Note that the only publicly accessible IP addresses on any of the servers in this site are the virtual IP addresses, to which only the front-end servers can respond. IP filtering applied to Internet-facing NICs ensures that only the correct type and source of traffic for the functions supported can enter the front-end server. IP forwarding on the Web servers (through RRAS) has also been disabled between these networks.
The back-end network supports all perimeter network servers through use of a high-speed, private 10.10.1.x LAN. This architecture prevents direct network access from the Internet to the perimeter network servers, even if the firewall were to be breached, because Internet routers aren’t permitted to forward designated ranges of IP addresses, including the 10.x.x.x range. As with the front-end network, redundant switches provide access to all front-end and back-end servers. All back-end switches share a common network, so back-end traffic loading can become problematic for active sites, especially if a separate management network isn’t available for logging and other front-end management network traffic.
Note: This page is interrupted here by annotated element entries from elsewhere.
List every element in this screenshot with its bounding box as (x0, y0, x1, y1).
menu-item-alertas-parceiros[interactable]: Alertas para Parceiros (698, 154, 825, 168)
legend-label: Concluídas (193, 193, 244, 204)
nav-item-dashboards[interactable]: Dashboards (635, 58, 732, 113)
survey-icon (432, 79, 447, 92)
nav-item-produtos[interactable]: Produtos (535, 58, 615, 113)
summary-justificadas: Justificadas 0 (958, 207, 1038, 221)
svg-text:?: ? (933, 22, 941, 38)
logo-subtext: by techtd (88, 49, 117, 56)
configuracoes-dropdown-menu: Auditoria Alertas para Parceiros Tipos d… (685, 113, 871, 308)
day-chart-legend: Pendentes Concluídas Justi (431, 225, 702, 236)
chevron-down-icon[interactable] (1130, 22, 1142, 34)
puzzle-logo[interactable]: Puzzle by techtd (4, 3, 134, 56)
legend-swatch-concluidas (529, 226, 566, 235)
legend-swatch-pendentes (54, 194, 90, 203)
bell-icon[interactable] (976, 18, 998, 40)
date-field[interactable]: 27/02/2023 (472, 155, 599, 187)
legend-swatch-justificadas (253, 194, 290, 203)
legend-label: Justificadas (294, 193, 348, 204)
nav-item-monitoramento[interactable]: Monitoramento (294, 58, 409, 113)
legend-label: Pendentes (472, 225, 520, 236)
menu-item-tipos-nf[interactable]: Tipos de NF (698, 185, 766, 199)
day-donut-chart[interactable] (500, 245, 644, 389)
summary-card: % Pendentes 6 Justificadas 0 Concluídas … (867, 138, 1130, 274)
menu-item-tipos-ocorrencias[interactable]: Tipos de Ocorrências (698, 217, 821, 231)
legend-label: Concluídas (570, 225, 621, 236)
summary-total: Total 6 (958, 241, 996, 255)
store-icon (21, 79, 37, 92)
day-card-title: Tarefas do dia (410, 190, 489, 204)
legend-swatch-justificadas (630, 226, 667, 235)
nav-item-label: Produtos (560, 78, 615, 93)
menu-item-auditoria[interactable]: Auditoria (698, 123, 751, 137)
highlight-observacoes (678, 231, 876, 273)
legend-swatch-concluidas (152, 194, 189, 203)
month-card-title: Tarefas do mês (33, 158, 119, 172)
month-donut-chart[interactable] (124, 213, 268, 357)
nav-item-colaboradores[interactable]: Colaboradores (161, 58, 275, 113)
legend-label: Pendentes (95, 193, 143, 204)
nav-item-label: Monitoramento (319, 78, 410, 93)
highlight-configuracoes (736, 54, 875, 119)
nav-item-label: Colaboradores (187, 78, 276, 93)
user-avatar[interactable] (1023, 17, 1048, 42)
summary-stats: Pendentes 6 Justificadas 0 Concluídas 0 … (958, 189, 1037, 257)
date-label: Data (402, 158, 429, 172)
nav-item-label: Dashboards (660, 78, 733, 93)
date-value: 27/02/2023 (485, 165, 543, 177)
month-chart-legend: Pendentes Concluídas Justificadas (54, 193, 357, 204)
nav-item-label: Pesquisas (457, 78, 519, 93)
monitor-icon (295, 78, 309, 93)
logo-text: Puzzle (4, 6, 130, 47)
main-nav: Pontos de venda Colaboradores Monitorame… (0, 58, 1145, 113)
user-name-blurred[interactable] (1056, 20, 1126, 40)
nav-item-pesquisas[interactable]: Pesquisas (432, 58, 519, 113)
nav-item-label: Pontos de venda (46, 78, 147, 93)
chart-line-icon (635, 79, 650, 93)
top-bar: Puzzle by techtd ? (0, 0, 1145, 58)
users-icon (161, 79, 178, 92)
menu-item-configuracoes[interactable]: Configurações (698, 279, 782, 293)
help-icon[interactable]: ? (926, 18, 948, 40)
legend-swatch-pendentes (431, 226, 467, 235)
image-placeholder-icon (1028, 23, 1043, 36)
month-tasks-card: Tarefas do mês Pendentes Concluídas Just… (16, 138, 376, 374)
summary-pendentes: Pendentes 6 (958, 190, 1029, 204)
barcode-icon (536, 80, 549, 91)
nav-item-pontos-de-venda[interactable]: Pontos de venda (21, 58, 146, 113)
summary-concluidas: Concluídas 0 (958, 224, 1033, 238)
The major components on the back-end network are security-hardened server clusters that provide services for storing Web content and session state. File shares within the cluster support file storage services. Microsoft SQL Server running on the cluster provides database services. Each cluster server employs at least four NICs: one for each switch, one for the private heartbeat LAN (which should use another private network address, such as 192.168.10.x), and one for the management LAN. In addition to the servers’ physical addresses, each cluster is assigned two virtual IP addresses (one for each NIC connected to the back-end switches).
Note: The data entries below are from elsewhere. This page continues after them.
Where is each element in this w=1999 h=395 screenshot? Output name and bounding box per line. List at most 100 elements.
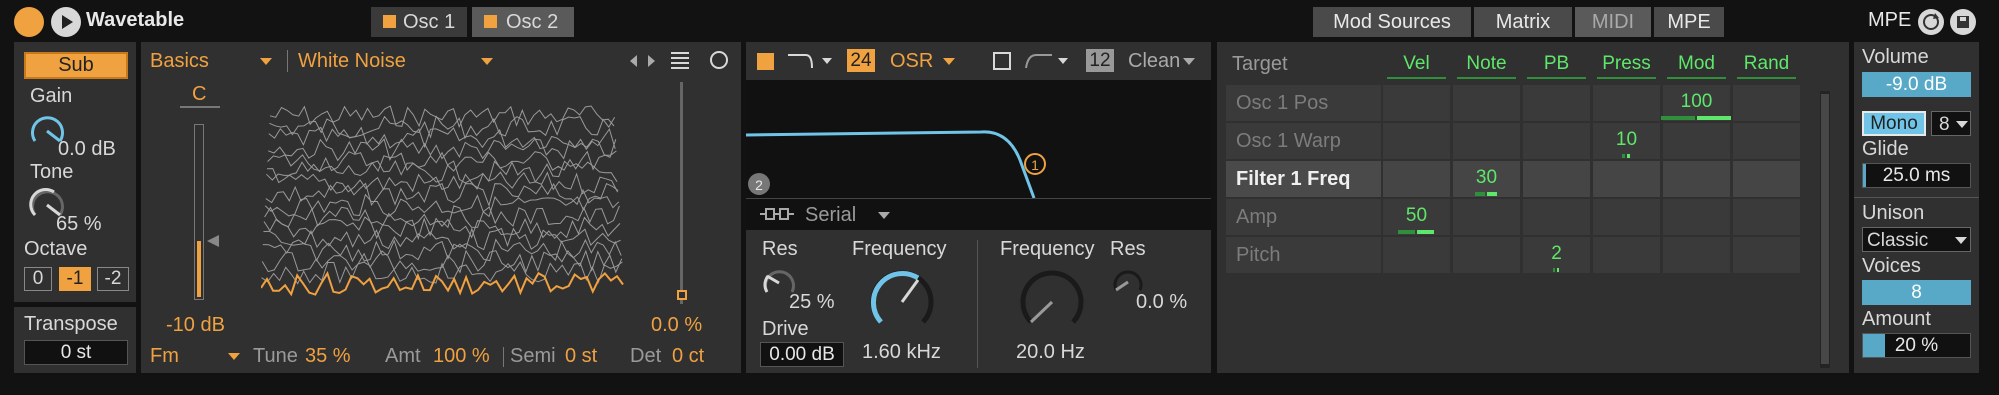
filter-1-slope-button[interactable]: 24 (847, 49, 875, 72)
device-activator-button[interactable] (14, 7, 44, 37)
matrix-cell[interactable] (1523, 85, 1590, 121)
circle-view-icon[interactable] (708, 49, 730, 71)
matrix-cell[interactable] (1733, 123, 1800, 159)
unison-mode-select[interactable]: Classic (1862, 227, 1971, 252)
matrix-cell[interactable] (1733, 237, 1800, 273)
filter-2-res-label: Res (1110, 238, 1146, 260)
sub-toggle-button[interactable]: Sub (24, 52, 128, 79)
filter-1-osr-select[interactable]: OSR (890, 50, 933, 73)
matrix-row-label[interactable]: Osc 1 Warp (1226, 123, 1381, 159)
divider (1854, 197, 1979, 198)
osc-level-fill (197, 241, 201, 297)
mono-toggle-button[interactable]: Mono (1862, 111, 1926, 136)
matrix-column-header: Mod (1678, 53, 1715, 74)
matrix-cell[interactable] (1383, 237, 1450, 273)
wavetable-display[interactable] (261, 104, 625, 312)
matrix-cell[interactable]: 30 (1453, 161, 1520, 197)
unison-amount-field[interactable]: 20 % (1862, 333, 1971, 358)
matrix-cell[interactable] (1593, 161, 1660, 197)
filter-2-enable-button[interactable] (993, 52, 1011, 70)
glide-field[interactable]: 25.0 ms (1862, 163, 1971, 188)
matrix-cell[interactable] (1383, 123, 1450, 159)
matrix-cell[interactable] (1593, 85, 1660, 121)
matrix-amount-bar (1626, 154, 1630, 158)
refresh-icon (1923, 13, 1939, 30)
poly-voices-select[interactable]: 8 (1931, 111, 1971, 136)
semi-value[interactable]: 0 st (565, 345, 597, 368)
matrix-cell[interactable] (1453, 123, 1520, 159)
preview-play-button[interactable] (51, 7, 81, 37)
prev-next-wavetable-arrows-icon[interactable] (628, 52, 658, 70)
tab-mod-sources[interactable]: Mod Sources (1313, 7, 1471, 37)
matrix-cell[interactable] (1383, 161, 1450, 197)
voices-field[interactable]: 8 (1862, 280, 1971, 305)
wavetable-position-handle[interactable] (677, 290, 687, 300)
wavetable-select[interactable]: White Noise (298, 50, 406, 73)
list-view-icon[interactable] (669, 49, 691, 71)
tab-matrix[interactable]: Matrix (1474, 7, 1572, 37)
matrix-cell[interactable] (1523, 123, 1590, 159)
tab-mpe[interactable]: MPE (1654, 7, 1724, 37)
tab-osc-1[interactable]: Osc 1 (371, 7, 467, 37)
tune-value[interactable]: 35 % (305, 345, 351, 368)
matrix-cell-value: 10 (1615, 129, 1638, 150)
matrix-cell[interactable] (1593, 199, 1660, 235)
chevron-down-icon (943, 58, 955, 65)
amt-value[interactable]: 100 % (433, 345, 490, 368)
matrix-cell[interactable] (1453, 85, 1520, 121)
serial-routing-icon (760, 208, 794, 220)
save-preset-button[interactable] (1950, 9, 1976, 35)
filter-2-type-lowpass-icon[interactable] (1024, 50, 1072, 72)
filter-1-enable-button[interactable] (757, 53, 774, 70)
matrix-cell[interactable]: 50 (1383, 199, 1450, 235)
matrix-cell[interactable] (1663, 237, 1730, 273)
chevron-down-icon (878, 212, 890, 219)
matrix-row-label[interactable]: Osc 1 Pos (1226, 85, 1381, 121)
divider (977, 240, 978, 368)
matrix-cell[interactable] (1453, 237, 1520, 273)
wavetable-position-slider[interactable] (680, 82, 683, 304)
matrix-row-label[interactable]: Pitch (1226, 237, 1381, 273)
filter-routing-select[interactable]: Serial (805, 204, 856, 227)
matrix-cell[interactable] (1383, 85, 1450, 121)
octave-minus1-button[interactable]: -1 (59, 267, 91, 291)
filter-2-slope-button[interactable]: 12 (1086, 49, 1114, 72)
matrix-cell[interactable]: 100 (1660, 85, 1731, 121)
matrix-cell[interactable] (1733, 199, 1800, 235)
matrix-row-label[interactable]: Filter 1 Freq (1226, 161, 1381, 197)
matrix-cell[interactable] (1453, 199, 1520, 235)
mpe-toggle-button[interactable] (1918, 9, 1944, 35)
matrix-cell[interactable]: 2 (1523, 237, 1590, 273)
filter-response-display[interactable]: 1 2 (746, 80, 1211, 198)
tab-midi[interactable]: MIDI (1575, 7, 1651, 37)
volume-field[interactable]: -9.0 dB (1862, 72, 1971, 97)
tab-osc-2[interactable]: Osc 2 (472, 7, 574, 37)
matrix-scrollbar[interactable] (1820, 91, 1830, 368)
det-value[interactable]: 0 ct (672, 345, 704, 368)
matrix-cell[interactable] (1733, 161, 1800, 197)
filter-2-freq-knob[interactable] (1012, 262, 1092, 342)
level-pointer-icon (207, 235, 219, 247)
fm-mode-select[interactable]: Fm (150, 345, 179, 368)
wavetable-category-select[interactable]: Basics (150, 50, 209, 73)
drive-field[interactable]: 0.00 dB (760, 342, 844, 367)
matrix-cell[interactable] (1733, 85, 1800, 121)
octave-0-button[interactable]: 0 (24, 267, 52, 291)
matrix-cell[interactable]: 10 (1593, 123, 1660, 159)
matrix-cell[interactable] (1593, 237, 1660, 273)
filter-2-circuit-select[interactable]: Clean (1128, 50, 1180, 73)
osc-level-slider[interactable] (194, 124, 204, 300)
matrix-cell[interactable] (1523, 199, 1590, 235)
sub-octave-label: Octave (24, 238, 88, 260)
filter-1-type-lowpass-icon[interactable] (786, 50, 834, 72)
matrix-cell[interactable] (1663, 161, 1730, 197)
transpose-field[interactable]: 0 st (24, 340, 128, 365)
matrix-scroll-thumb[interactable] (1821, 94, 1829, 364)
filter-1-freq-knob[interactable] (862, 262, 942, 342)
matrix-cell[interactable] (1663, 199, 1730, 235)
matrix-row-label[interactable]: Amp (1226, 199, 1381, 235)
matrix-cell[interactable] (1663, 123, 1730, 159)
octave-minus2-button[interactable]: -2 (97, 267, 129, 291)
filter-2-freq-value: 20.0 Hz (1016, 341, 1085, 363)
matrix-cell[interactable] (1523, 161, 1590, 197)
Another firewall forms the inner boundary of the perimeter network and isolates what we term the secure network from the back-end network. The firewall is configured to allow only required communications between permitted port and source/destination pairs. The secure network again comprises a private network (10.10.2.0 in this example), a pair of coupled switches, a variety of servers, and a device labeled VPN/Router that provides connectivity to the internal corporate network. The secure network is logically part of the corporate network. Servers on the secure network are often members of an internal corporate domain, so domain controllers and address and name servers are assumed to be internal.
A site management system is often built on a separate network to ensure high availability. Using a separate network for the management system also relieves the back-end network of the management traffic, which improves overall performance and response time. Sometimes, management and operations use the back-end network, but this isn’t recommended for large, highly available sites.
The network ID identifies the TCP/IP hosts that are located on the same physical network. The host ID identifies a TCP/IP host within a network. The 32 bits of the IP address are apportioned between network IDs and host IDs, depending on how many networks and hosts per network are needed. To create smaller broadcast domains and to better utilize the bits in the host ID, you can subdivide an IP network into smaller networks, each bounded by an IP router and assigned a new subnetted network ID, which is a subset of the original class-based network ID. Subnetting requires a three-step procedure: determining the number of host bits to be used, enumerating the new subnetted network IDs, and enumerating the IP address of each new subnetted network ID. The three principal domain segments, each separated by a firewall, are the public network; a perimeter network, where front ends and content servers are placed; and a secure network, where content is created or staged and secure data is managed and stored. You can divide the perimeter network into smaller segments. In addition, it’s generally recommended that you use a separate segment for a management network to ensure high availability and relieve the back-end management traffic. You should also use a heartbeat LAN for clustering.